The Hundredorum Rolls of 1273 list: Stephen filius Baldewyn in Cambridgeshire; Thomas Baldwyn in Oxfordshire; Robert Baldewyne in Cambridgeshire. CITATION[CLOSE]
Bardsley, C.W, A Dictionary of English and Welsh Surnames: With Special American Instances. Wiltshire: Heraldry Today, 1901. Print. (ISBN 0-900455-44-6) Later, the Yorkshire Poll Tax Rolls of 1379 list Johannes Bawdwyn.
Early History of the Baldoon family
This web page shows only a small excerpt of our Baldoon research.Another 203 words (14 lines of text) covering the years 1905, 1593, 1640, 1644, 1620, 1696, 1691, 1659, 1618, 1683, 1659, 1585, 1500, 1295, 1307 and 1659 are included under the topic Early Baldoon History in all our PDF Extended History products and printed products wherever possible.
Baldoon Spelling Variations
Endless spelling variations
are a prevailing characteristic of Norman surnames.

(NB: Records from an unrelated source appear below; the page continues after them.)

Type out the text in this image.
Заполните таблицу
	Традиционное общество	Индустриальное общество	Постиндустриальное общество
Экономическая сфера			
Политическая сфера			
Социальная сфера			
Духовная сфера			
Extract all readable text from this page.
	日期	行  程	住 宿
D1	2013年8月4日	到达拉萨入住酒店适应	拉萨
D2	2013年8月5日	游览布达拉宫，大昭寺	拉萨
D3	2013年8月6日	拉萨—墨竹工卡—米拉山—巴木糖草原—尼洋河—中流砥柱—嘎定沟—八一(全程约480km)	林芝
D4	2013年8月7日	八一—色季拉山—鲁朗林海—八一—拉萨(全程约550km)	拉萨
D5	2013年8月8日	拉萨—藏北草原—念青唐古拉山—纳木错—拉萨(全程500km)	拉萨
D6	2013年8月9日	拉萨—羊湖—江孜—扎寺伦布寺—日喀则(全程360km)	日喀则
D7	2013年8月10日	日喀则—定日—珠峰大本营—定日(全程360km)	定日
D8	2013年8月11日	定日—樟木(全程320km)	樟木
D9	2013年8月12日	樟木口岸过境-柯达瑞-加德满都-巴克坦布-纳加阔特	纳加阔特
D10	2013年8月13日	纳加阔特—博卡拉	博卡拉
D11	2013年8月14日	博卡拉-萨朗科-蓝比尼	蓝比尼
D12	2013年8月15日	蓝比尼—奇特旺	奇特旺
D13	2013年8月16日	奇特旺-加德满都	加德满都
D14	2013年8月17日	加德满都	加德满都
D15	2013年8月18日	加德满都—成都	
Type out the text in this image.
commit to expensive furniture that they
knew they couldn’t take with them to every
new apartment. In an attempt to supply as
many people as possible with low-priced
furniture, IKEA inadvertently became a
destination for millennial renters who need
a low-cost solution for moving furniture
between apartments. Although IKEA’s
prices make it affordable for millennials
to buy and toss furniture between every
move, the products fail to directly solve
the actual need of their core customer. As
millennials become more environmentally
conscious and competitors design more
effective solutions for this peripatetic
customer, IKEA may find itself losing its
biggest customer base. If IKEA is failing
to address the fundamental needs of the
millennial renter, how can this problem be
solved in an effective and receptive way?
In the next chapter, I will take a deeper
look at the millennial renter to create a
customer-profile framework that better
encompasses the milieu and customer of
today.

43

Old and Middle English lacked any definite spelling rules, and the introduction of Norman French added an unfamiliar ingredient to the English linguistic stew. French and Latin, the languages of the court, also influenced spellings. Finally, Medieval scribes generally spelled words according to how they sounded, so one person was often referred to by different spellings in different documents. The name has been spelled Baldwin, Baldwine, Baldwyn, Baldwyne, Baldwynn and others.

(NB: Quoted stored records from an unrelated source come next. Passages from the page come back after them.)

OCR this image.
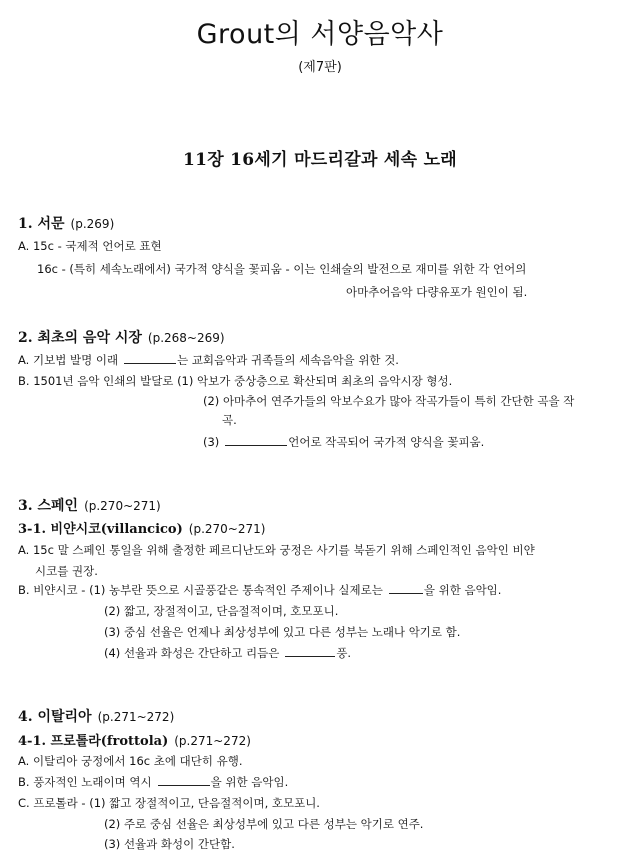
Grout의 서양음악사
(제7판)
11장 16세기 마드리갈과 세속 노래
1. 서문 (p.269)
A. 15c - 국제적 언어로 표현
16c - (특히 세속노래에서) 국가적 양식을 꽃피움 - 이는 인쇄술의 발전으로 재미를 위한 각 언어의
아마추어음악 다량유포가 원인이 됨.
2. 최초의 음악 시장 (p.268~269)
A. 기보법 발명 이래	는 교회음악과 귀족들의 세속음악을 위한 것.
B. 1501년 음악 인쇄의 발달로 (1) 악보가 중상층으로 확산되며 최초의 음악시장 형성.
(2) 아마추어 연주가들의 악보수요가 많아 작곡가들이 특히 간단한 곡을 작
곡.
(3)	언어로 작곡되어 국가적 양식을 꽃피움.
3. 스페인 (p.270~271)
3-1. 비얀시코(villancico) (p.270~271)
A. 15c 말 스페인 통일을 위해 출정한 페르디난도와 궁정은 사기를 북돋기 위해 스페인적인 음악인 비얀
시코를 권장.
B. 비얀시코 - (1) 농부란 뜻으로 시골풍같은 통속적인 주제이나 실제로는	을 위한 음악임.
(2) 짧고, 장절적이고, 단음절적이며, 호모포니.
(3) 중심 선율은 언제나 최상성부에 있고 다른 성부는 노래나 악기로 함.
(4) 선율과 화성은 간단하고 리듬은	풍.
4. 이탈리아 (p.271~272)
4-1. 프로톨라(frottola) (p.271~272)
A. 이탈리아 궁정에서 16c 초에 대단히 유행.
B. 풍자적인 노래이며 역시	을 위한 음악임.
C. 프로톨라 - (1) 짧고 장절적이고, 단음절적이며, 호모포니.
(2) 주로 중심 선율은 최상성부에 있고 다른 성부는 악기로 연주.
(3) 선율과 화성이 간단함.
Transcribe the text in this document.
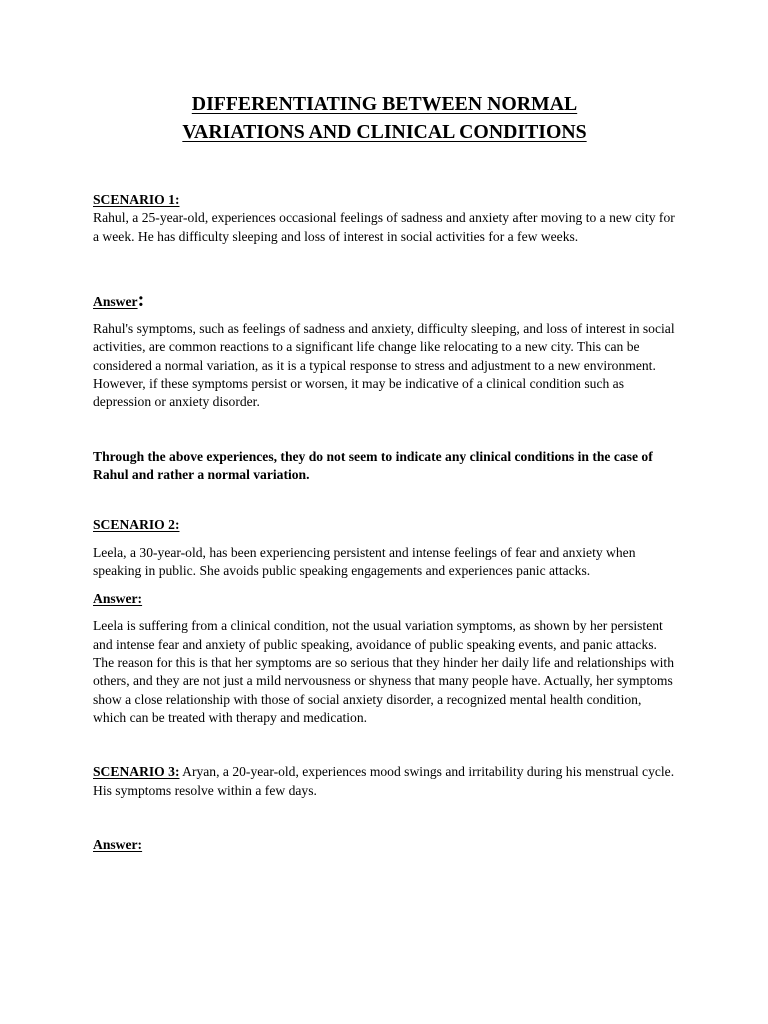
DIFFERENTIATING BETWEEN NORMAL
VARIATIONS AND CLINICAL CONDITIONS
SCENARIO 1:

Rahul, a 25-year-old, experiences occasional feelings of sadness and anxiety after moving to a new city for a week. He has difficulty sleeping and loss of interest in social activities for a few weeks.

Answer:

Rahul's symptoms, such as feelings of sadness and anxiety, difficulty sleeping, and loss of interest in social activities, are common reactions to a significant life change like relocating to a new city. This can be considered a normal variation, as it is a typical response to stress and adjustment to a new environment. However, if these symptoms persist or worsen, it may be indicative of a clinical condition such as depression or anxiety disorder.

Through the above experiences, they do not seem to indicate any clinical conditions in the case of Rahul and rather a normal variation.

SCENARIO 2:

Leela, a 30-year-old, has been experiencing persistent and intense feelings of fear and anxiety when speaking in public. She avoids public speaking engagements and experiences panic attacks.

Answer:

Leela is suffering from a clinical condition, not the usual variation symptoms, as shown by her persistent and intense fear and anxiety of public speaking, avoidance of public speaking events, and panic attacks. The reason for this is that her symptoms are so serious that they hinder her daily life and relationships with others, and they are not just a mild nervousness or shyness that many people have. Actually, her symptoms show a close relationship with those of social anxiety disorder, a recognized mental health condition, which can be treated with therapy and medication.

SCENARIO 3: Aryan, a 20-year-old, experiences mood swings and irritability during his menstrual cycle. His symptoms resolve within a few days.

Answer:
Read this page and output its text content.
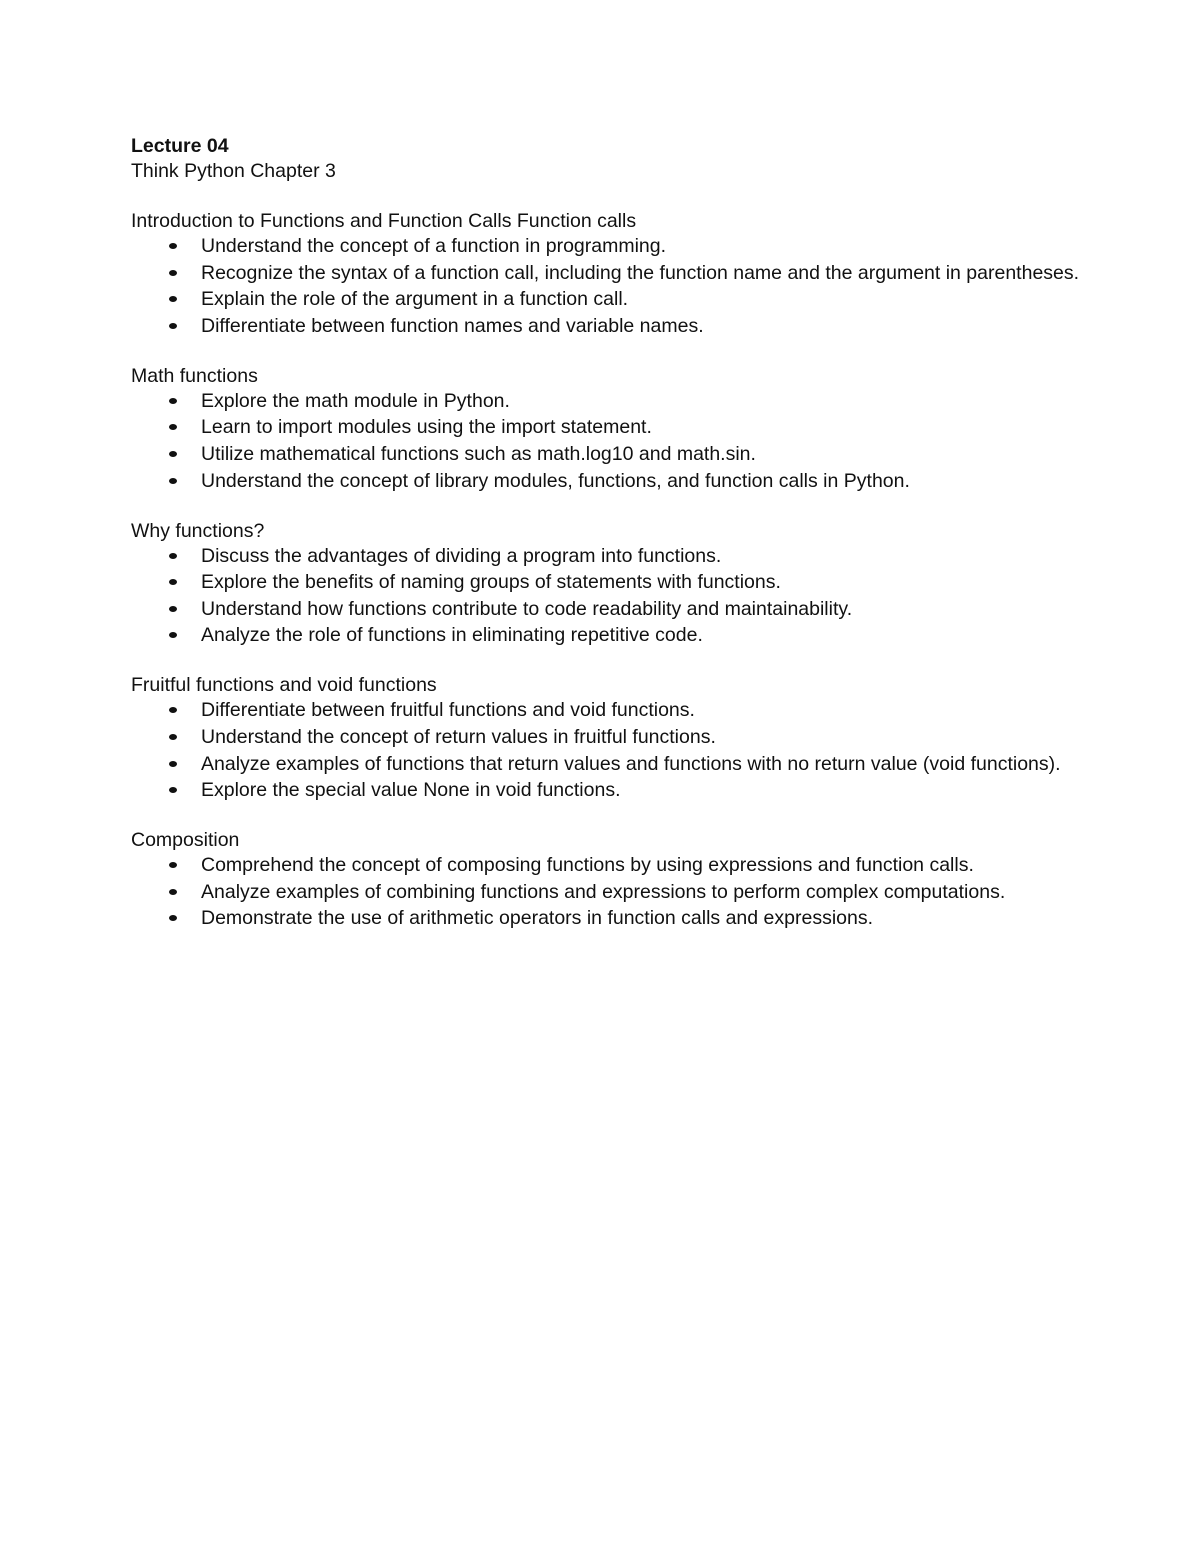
Lecture 04
Think Python Chapter 3
Introduction to Functions and Function Calls Function calls
Understand the concept of a function in programming.
Recognize the syntax of a function call, including the function name and the argument in parentheses.
Explain the role of the argument in a function call.
Differentiate between function names and variable names.
Math functions
Explore the math module in Python.
Learn to import modules using the import statement.
Utilize mathematical functions such as math.log10 and math.sin.
Understand the concept of library modules, functions, and function calls in Python.
Why functions?
Discuss the advantages of dividing a program into functions.
Explore the benefits of naming groups of statements with functions.
Understand how functions contribute to code readability and maintainability.
Analyze the role of functions in eliminating repetitive code.
Fruitful functions and void functions
Differentiate between fruitful functions and void functions.
Understand the concept of return values in fruitful functions.
Analyze examples of functions that return values and functions with no return value (void functions).
Explore the special value None in void functions.
Composition
Comprehend the concept of composing functions by using expressions and function calls.
Analyze examples of combining functions and expressions to perform complex computations.
Demonstrate the use of arithmetic operators in function calls and expressions.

Early Notables of the Baldoon family (pre 1700)
Outstanding amongst the family at this time was Charles Baldwin (born 1593) was an English politician, Member of Parliament for Ludlow (1640-1644); and his son, Sir Timothy Baldwin (1620-1696), was an English academic and lawyer from Burwarton, Shropshire... Another 38 words (3 lines of text) are included under the topic Early Baldoon Notables in all our PDF Extended History products and printed products wherever possible.
Migration of the Baldoon family to Ireland
Some of the Baldoon family moved to Ireland
, but this topic is not covered in this excerpt.Another 248 words (18 lines of text) about their life in Ireland is included in all our PDF Extended History products and printed products wherever possible.
Migration of the Baldoon family to the New World and Oceana
To escape the political and religious persecution within England
at the time, many English families left for the various British colonies abroad. The voyage was extremely difficult, though, and the cramped, dank ships caused many to arrive in the New World diseased and starving. But for those who made it, the trip was most often worth it. Many of the families who arrived went on to make valuable contributions to the emerging nations of Canada and the United States. An inquiry into the early roots of North American families reveals a number of immigrants bearing the name Baldoon or a variant listed above: George Baldwin who settled in Boston Massachusetts in 1620; Edward who settled in Virginia in 1650; and Richard in Boston in 1638. In Newfoundland, Mary and Richard were planters in 1724 in Placienta.
The Baldoon Motto
The motto was originally a war cry or slogan. Mottoes first began to be shown with arms in the 14th and 15th centuries, but were not in general use until the 17th century. Thus the oldest coats of arms generally do not include a motto. Mottoes seldom form part of the grant of arms: Under most heraldic authorities, a motto is an optional component of the coat of arms, and can be added to or changed at will; many families have chosen not to display a motto.
Motto: Je n'oublierai pas
Motto Translation: I will never forget.